"Come along with us," urged Jean. "We're going to have hot chocolate at our house. Mother is trying to fatten Marjory, Bettie and me."

"She seems to succeed best with—hum—no personal remarks, please. Dear maiden, I will inspect your home from the outside, but I regret that I'm strictly forbidden to go inside any strange house without my grandmother's permission. You'll have to call on me first. She is very particular in such matters. But," added Henrietta, with a sudden twinkle, "I'm not. So, if you'll kindly rush in and make that chocolate, there's no earthly reason why I shouldn't stand just outside your gate and drink it."

"Oh," cried Bettie, "is it possible that you're Mrs. Howard Slater's new granddaughter?"

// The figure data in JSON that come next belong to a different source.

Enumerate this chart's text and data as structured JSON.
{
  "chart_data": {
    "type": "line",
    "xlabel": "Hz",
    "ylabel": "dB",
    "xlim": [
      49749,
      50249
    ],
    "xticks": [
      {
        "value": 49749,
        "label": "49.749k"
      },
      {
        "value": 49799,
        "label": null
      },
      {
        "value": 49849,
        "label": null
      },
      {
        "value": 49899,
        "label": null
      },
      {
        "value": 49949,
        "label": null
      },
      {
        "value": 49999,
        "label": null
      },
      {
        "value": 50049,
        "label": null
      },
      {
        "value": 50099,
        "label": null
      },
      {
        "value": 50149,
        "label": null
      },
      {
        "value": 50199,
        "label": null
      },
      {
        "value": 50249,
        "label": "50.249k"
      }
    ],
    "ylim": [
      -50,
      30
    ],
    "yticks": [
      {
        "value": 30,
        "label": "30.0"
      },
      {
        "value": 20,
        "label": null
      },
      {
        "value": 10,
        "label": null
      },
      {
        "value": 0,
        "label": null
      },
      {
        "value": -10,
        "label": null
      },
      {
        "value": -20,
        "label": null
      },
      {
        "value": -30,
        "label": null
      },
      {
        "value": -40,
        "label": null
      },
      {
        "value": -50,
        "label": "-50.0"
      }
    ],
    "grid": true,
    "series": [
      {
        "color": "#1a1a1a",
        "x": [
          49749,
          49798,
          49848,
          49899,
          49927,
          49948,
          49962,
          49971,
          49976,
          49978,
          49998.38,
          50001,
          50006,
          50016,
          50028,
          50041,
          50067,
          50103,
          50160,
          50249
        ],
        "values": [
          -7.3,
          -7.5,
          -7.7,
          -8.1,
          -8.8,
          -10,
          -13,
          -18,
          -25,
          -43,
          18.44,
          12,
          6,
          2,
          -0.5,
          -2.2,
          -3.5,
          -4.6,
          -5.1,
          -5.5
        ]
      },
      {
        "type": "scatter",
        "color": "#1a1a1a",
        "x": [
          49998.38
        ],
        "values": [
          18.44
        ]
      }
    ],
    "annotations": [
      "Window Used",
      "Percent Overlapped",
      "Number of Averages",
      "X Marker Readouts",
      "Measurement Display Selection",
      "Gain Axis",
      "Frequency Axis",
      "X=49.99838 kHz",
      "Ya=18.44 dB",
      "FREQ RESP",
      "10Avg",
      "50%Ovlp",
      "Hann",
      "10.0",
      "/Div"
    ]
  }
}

"I am," admitted Henrietta, "but I'm not so new as you seem to think. She has owned me for fourteen years. Now, hustle up that chocolate. I've just remembered that I'm to have a dress tried on at four. It is now half-past."


CHAPTER XVII
An Invitation

"BETTIE," asked Jean, when the girls were "hustling up" the chocolate in Mrs. Mapes' kitchen (the weather was now too cold for Dandelion Cottage to be habitable), "where did you find her?"

"At school," replied Bettie. "She comes in for Domestic Science. I've seen her about three times, and every time she's had that stiff Miss Rossitor laughing. You know who that girl is, don't you?"

"I've heard something," said Marjory, "but I can't just remember what, about some girl named Henrietta."